And anyone who's watched enough horror movies in their day knows that. For me, it's my newfound interest in The Walking Dead that most recently clued me into this truth that unseemly looking mountain men in plaid shirts might not be fully trustworthy, as well as this experience I had last weekend. Which is unsettlingly opposite of everything else I know and love about men in plaid shirts. This feels like an extremely inconvenient fine line. Date them? Run from them to save my life? WHY IS LIFE COMPLICATED
So back to last weekend.
It started out innocently enough -- a camping trip! with my friend Laura! in the mountains! And her friend Nate who I didn't know at the time but hey cool yay Nate! Our plan was simple: Laura and Nate would spend Saturday at the beach, I would spend it in my office working (see: why I haven't blogged in nearly a month) and then we'd all meet up for camping (and naturally I'd go to the beach the next morning to make up for my lack-o'-Saturday).
It all went fine until blah blah blah, campsite was full, blah blah blah. The next important part of the story is when I pull into a gas station in a small mountain town, in a spot that has some precious cell service, and call Laura. That's about when I looked up and around my car and saw.....walkers. (see: The Walking Dead term for zombies) (see: many ragged men...in plaid...shuffling about the parking lot side-eying the lone female in a mini cooper that sticks out like a sore city thumb.) Yipes. Laura informed me that she and Nate were just up the road at an ice cream parlor, so I zipped right out of that parking lot and headed that way (passing a VERY suspect looking hitchhiker...in plaid...along the side of the road in the meantime).

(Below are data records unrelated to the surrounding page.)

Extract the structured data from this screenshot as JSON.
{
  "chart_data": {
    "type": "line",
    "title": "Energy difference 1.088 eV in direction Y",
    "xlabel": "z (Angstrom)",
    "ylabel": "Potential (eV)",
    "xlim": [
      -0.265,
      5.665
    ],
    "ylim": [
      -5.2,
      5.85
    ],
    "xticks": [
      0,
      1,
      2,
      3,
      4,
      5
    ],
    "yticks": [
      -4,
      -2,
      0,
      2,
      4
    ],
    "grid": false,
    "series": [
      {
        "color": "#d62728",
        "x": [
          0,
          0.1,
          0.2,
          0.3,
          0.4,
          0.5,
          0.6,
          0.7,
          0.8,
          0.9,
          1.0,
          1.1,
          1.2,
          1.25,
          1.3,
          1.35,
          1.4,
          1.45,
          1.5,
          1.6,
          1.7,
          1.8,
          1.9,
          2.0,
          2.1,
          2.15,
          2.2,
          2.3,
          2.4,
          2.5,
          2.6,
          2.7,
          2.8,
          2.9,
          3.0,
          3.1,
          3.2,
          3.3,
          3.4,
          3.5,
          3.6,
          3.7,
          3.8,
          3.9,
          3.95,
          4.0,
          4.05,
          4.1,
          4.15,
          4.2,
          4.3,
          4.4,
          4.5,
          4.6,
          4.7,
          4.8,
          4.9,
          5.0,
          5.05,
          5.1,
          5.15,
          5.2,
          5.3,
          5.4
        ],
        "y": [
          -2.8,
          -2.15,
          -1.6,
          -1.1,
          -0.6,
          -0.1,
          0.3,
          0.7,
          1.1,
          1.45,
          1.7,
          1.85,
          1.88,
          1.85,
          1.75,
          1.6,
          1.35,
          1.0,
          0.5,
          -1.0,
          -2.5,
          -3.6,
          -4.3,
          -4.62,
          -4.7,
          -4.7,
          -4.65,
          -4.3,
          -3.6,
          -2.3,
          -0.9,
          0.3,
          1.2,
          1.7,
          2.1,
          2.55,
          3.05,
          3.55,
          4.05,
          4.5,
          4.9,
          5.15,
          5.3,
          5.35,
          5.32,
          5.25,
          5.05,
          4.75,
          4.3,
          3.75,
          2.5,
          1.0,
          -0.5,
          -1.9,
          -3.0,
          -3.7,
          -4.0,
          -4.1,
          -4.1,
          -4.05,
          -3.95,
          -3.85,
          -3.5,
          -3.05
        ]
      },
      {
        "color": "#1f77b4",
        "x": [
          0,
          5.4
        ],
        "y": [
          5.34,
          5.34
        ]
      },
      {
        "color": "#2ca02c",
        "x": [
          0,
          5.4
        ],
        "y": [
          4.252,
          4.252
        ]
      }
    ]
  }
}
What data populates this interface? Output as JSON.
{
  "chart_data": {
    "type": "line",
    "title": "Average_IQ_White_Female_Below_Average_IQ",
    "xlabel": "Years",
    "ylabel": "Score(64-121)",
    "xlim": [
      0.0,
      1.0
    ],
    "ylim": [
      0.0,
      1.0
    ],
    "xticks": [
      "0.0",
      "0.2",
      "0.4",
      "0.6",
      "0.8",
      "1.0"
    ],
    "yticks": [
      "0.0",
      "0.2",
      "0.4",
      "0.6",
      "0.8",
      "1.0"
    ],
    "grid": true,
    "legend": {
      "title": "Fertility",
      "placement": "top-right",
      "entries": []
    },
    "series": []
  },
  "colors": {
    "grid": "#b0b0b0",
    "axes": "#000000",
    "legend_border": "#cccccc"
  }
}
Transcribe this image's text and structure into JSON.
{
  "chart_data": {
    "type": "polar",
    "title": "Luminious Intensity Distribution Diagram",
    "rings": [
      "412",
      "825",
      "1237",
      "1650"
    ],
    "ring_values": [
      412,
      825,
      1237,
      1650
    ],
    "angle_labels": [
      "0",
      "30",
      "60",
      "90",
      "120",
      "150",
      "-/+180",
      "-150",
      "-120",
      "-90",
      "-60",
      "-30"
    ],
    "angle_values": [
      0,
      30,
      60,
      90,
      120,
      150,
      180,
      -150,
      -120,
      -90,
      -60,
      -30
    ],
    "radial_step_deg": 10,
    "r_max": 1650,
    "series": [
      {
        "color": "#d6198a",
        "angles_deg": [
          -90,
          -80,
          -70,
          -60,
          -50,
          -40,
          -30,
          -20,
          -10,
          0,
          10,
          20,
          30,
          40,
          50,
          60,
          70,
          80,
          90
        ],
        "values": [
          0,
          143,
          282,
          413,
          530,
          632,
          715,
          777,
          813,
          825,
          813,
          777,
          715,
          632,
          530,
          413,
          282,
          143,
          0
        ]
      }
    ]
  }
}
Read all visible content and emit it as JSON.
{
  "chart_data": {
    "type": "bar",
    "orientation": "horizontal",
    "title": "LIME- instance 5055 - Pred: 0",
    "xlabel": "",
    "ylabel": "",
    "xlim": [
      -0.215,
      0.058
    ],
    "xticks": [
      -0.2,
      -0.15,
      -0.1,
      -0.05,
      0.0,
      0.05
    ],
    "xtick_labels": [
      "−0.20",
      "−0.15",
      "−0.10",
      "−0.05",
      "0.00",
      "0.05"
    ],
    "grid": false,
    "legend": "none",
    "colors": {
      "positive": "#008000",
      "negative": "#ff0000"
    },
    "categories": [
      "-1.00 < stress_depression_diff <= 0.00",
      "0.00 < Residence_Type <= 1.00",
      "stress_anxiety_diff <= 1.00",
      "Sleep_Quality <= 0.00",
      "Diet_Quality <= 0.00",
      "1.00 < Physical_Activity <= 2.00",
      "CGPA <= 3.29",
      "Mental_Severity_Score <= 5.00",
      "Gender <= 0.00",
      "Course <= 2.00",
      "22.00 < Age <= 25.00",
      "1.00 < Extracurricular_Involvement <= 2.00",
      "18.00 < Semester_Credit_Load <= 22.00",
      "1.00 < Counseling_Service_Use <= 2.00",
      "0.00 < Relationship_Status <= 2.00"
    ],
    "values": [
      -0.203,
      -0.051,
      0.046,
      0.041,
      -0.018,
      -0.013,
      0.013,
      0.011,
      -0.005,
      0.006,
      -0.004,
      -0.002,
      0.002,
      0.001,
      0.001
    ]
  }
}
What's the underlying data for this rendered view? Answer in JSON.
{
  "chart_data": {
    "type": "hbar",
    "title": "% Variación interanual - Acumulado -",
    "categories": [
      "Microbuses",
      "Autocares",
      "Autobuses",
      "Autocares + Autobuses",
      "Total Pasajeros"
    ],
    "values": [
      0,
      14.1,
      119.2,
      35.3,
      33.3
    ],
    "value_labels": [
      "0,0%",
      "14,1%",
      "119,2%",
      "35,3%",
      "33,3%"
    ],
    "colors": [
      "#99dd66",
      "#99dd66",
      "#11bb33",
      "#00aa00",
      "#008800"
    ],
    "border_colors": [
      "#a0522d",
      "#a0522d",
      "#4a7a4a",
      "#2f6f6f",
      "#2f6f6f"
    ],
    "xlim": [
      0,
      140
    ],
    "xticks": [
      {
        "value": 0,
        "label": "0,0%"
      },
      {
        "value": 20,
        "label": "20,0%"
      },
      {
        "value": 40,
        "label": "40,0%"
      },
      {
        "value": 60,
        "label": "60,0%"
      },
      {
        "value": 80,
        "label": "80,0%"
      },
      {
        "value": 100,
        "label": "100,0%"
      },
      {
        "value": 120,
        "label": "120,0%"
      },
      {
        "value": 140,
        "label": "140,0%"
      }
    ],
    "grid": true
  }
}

I pulled into the parking lot of a most delightfully kitschy ice cream place, greeted Laura ("Why does everyone in this town look like they want to kill me" "Oh you mean that hitchhiker??") (By the mouth of two witnesses, boys and ghouls....)
Thus ensued the following series of events:
- Laura and I both need to pee like our lives depend on it ("the bathroom's around the corner..."). Wander into some scary dark yard area with a shed ("it's around the other corner...").
- Slightly drunk, unkempt males in line at the ice cream place inform us we need a code to get into the bathroom. We ask the sweet older asian man (his race is relevant, stay tuned) who runs the ice cream parlor what the code is. ("No code....") (Snickering from slightly drunk, unkempt males in line) (Really weird joke, guys...)
- Laura and I successfully pee. I successfully touch nothing in that janky bathroom in the process. Because I am a wizard.
- Return to ice cream line. Witness slightly drunk, unkempt males loudly speaking (really bad) Spanish (yes) to the sweet older asian (yes) man taking their order. Ohhhkay. Open palm, insert face.
- Laura and Nate order ice cream. Since I just chowed down on In 'n Out and a Dr. Pepper in my car, I decline ice cream. Sweet older asian man decides I need ice cream anyway and gives me a small scoop of vanilla with hot fudge on top fo' free ("It's business!") ("Yes thank you I like business.")
- Rendezvous in a booth inside the ice cream parlor. Discuss options. All local campsites full. Determine to find a suitably cheap and suitably seedy local motel to stay in. Not enough connection to search the Internets. Eat ice cream. Drive back down the road to the gas station full of walkers.
- Pull up next to each other at the gas station and roll down our windows. Immediately approached by young female, who claims to be some kind of monk and proceeds to ask for gas money. Mid-convo about what kind of monk she is and what that means, her fellow traveler (male) appears behind us (velociraptor style) and jumps in mid-sentence to mansplain to us what his female travel companion was already successfully saying. Shut him up, turn back to her. Learn that they sold all their possessions to travel the world, or something. Except the car, or something.
- Leave gas station for fear of walkers and veloci-monks. Rendezvous around the corner. Google many local motels. Stumble upon helpfully critical reviews ranging from the usual "no hot water" to the less usual "wear shoes at all times" to the extremely less usual "all phone cords in rooms have been severed." (Don't worry, that guy still gave the place two stars. WHO ARE YOU)
- Discover that even janky mountain motels with severed phone cords want to charge an arm and a leg (which they will probably re-sell to the walkers at the gas station) for a night of no-hot-water and always-wearing-my-shoes.
- Laugh until we cry.
- Admit defeat.
- Drive home.
- Sleep in own bed.
- Obviously drive to the beach the next morning anyway to get my sun/sand/ocean fix.
And there you have it. The story of the creepy mountain town, the walkers, the monks, the mediumly drunk and casually ethnically ignorant townies, the severed phone cords and the camping trip that was never meant to be.
But with a story like that....I'm not even mad, you know?
Over and out. Miss you all in blog world! Stay tuned for when work slows down and I get more of my life back and bring you more enlightening tales.
2 comments:
This...is amazing.
You left out the part where they started licking you.